Fazit

29.11.2016

Trübe Aussichten

Quo vadis, TSV Landsberg? Im letzten Spiel des Jahres gab es für die Mannschaft von Trainer Roland Krötz ein 1:1 gegen Kottern.
Bild: Julian Leitenstorfer

Der Trainer sieht ein zu umständliches Spiel seiner Mannschaft. Jetzt ist erst einmal Pause

Als Vorvorletzter geht der TSV Landsberg ins neue Jahr. Nach dem enttäuschenden 1:1 gegen den TSV Kottern, einen weiteren Mitkonkurrenten im Kampf um den Klassenerhalt, überwintert der Fußball-Bayernligist auf einem Relegationsplatz. Ärgerlich: Die direkten Konkurrenten verloren ihre Spiele und Landsberg trennt nur ein Punkt vom rettenden Ufer (Platz 13). Der Blick auf die Tabelle sollte trotzdem keinen Anlass zu überbordender Panik geben. Denn von Platz elf bis 18 befinden sich alle Teams in Abstiegsgefahr und haben derzeit nur sechs Punkte Abstand zueinander.

„Wir hätten uns Weihnachten auch etwas schöner vorgestellt“, sagt Trainer Roland Krötz, der mit seiner Mannschaft nun direkt in die Winterpause gegangen ist und erst am 16. Januar wieder in die Vorbereitung einsteigen wird. „Wir haben einige Spieler, die seit März kaum Pause hatten.

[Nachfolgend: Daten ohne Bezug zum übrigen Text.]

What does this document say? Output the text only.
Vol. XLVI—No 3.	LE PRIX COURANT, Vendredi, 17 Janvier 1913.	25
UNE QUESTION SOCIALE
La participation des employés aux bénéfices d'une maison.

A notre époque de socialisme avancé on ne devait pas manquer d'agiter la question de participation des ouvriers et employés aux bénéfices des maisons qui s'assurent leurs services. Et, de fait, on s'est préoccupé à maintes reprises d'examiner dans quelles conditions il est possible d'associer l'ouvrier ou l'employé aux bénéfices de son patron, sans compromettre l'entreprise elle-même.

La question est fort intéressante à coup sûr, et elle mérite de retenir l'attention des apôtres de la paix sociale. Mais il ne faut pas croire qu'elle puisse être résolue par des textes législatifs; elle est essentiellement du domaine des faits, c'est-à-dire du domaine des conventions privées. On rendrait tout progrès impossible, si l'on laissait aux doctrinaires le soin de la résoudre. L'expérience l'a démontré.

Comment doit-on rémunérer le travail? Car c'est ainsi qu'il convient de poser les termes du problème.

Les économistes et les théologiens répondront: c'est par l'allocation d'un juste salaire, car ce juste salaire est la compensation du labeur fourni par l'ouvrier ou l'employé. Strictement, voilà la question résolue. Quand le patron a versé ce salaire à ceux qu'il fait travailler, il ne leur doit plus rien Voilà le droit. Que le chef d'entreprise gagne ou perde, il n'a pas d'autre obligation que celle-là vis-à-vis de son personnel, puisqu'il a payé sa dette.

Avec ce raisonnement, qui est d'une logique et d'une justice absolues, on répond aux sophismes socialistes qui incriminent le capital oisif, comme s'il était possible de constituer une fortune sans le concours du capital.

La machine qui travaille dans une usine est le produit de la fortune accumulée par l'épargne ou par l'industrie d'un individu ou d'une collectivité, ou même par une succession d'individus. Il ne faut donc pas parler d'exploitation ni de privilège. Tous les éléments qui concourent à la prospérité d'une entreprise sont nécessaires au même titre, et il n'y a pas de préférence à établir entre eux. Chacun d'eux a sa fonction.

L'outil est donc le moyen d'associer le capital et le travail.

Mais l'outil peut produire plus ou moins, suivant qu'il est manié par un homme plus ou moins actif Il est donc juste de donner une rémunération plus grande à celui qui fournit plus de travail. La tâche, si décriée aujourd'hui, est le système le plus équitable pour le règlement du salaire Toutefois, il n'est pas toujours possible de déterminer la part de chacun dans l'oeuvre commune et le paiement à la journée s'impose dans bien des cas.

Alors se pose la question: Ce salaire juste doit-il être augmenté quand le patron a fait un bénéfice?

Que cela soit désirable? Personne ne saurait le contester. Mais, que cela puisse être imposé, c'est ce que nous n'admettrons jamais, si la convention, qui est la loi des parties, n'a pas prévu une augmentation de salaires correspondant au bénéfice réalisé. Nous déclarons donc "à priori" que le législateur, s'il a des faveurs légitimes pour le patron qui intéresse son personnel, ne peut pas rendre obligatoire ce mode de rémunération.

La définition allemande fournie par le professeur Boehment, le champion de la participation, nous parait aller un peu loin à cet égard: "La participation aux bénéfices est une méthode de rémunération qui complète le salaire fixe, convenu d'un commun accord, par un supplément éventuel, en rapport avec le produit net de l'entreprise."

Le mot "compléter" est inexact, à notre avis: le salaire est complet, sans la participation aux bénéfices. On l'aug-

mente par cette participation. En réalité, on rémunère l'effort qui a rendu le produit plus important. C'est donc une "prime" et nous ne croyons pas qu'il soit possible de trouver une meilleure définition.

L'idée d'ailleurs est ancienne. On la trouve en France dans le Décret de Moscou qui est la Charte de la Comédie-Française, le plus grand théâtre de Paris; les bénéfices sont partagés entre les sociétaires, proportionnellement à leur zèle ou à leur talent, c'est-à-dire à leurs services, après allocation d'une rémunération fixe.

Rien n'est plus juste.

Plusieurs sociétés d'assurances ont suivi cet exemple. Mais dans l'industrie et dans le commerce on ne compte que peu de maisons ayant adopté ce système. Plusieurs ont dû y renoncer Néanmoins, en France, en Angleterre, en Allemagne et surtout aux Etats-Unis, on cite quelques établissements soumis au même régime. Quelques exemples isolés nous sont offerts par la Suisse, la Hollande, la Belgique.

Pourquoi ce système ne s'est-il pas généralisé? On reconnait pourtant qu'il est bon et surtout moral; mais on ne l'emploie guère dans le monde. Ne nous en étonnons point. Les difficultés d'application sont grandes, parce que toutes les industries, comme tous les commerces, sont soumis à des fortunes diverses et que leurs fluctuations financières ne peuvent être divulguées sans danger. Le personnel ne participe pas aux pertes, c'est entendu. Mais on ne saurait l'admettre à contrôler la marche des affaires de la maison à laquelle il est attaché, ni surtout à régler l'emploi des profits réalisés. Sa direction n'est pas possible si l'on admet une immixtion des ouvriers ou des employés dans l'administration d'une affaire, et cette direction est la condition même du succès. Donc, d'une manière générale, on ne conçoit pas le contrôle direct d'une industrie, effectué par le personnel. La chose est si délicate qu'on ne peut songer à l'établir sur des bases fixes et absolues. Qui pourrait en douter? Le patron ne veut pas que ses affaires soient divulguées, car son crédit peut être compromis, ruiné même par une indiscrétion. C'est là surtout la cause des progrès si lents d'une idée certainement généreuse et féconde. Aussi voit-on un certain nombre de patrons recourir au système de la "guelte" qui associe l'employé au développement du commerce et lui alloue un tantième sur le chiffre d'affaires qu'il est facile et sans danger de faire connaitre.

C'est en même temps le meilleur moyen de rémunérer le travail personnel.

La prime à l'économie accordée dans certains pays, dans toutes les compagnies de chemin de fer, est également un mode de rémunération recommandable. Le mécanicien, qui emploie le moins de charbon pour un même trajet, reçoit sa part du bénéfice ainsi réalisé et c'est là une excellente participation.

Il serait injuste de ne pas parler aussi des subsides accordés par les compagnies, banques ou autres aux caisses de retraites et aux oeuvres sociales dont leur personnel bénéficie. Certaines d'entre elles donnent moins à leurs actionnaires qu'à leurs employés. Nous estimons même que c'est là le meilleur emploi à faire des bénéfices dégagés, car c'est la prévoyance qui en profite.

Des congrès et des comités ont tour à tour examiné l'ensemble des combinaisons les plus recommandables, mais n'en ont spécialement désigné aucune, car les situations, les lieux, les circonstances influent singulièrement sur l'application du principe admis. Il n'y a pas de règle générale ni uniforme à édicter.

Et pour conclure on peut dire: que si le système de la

Einige brauchen jetzt mal etwas Abstand vom Fußball und müssen physisch einfach mal regenerieren.“ Das Jahr 2016 steht für den Bayernligisten irgendwie unter keinem guten Stern. In der Vorsaison führte man lange die Tabelle an und wurde in einer katastrophalen Rückrunde durchgereicht. Erst in der Relegation hielt man die Klasse. Und auch in der laufenden Spielzeit droht das gleiche Schicksal.

Eigentlich hatte es der Spielplan gut gemeint mit den Landsbergern. Denn zum letzten Spiel in 2016 kam am Samstag mit Kottern ein regelrechter Prügelknabe an den Lech, der neun Spiele auf einen Sieg wartete. Aber stattdessen hatte Landsberg Glück, nicht in Rückstand zu geraten. Nach etwas mehr als einer halben Stunde traf Manuel Detmar zur schmeichelhaften Führung für den TSV. „Wir hatten anfangs wirklich Glück, dass wir die Null halten“, gesteht Krötz ein. Seine Mannschaft versäumte es dann allerdings, ein zweites Tor nachzulegen. Denn Kottern taumelte nach dem Platzverweis für Mathias Saur (60.). Aber besonders gute Möglichkeiten konnten sich elf Landsberger gegen zehn Kotterner nicht erspielen. „Wir haben uns einfach umständlich verhalten. Wenn wir den Ball hatten, hat der Pass in die Spitze gefehlt“, so der Trainer weiter. Weiterer Knackpunkt: die vielen Fouls.

Eines davon wurde den Landsbergern in der 83. Minute zum Verhängnis. Nach einem Freistoß legte Robin Volland, der Bruder von Nationalspieler Kevin Volland, zurück auf Andreas Hindelang, der zum 1:1 traf. „Dann ist uns einfach die Zeit davongelaufen“, sagt Roland Krötz. Das Remis bedeutete die siebte Punkteteilung im 21. Spiel für den TSV. Laut Spielplan geht es am 4. März für Landsberg nach Bogen – dem nächsten unmittelbaren Konkurrenten, wenn es um den Klassenerhalt geht.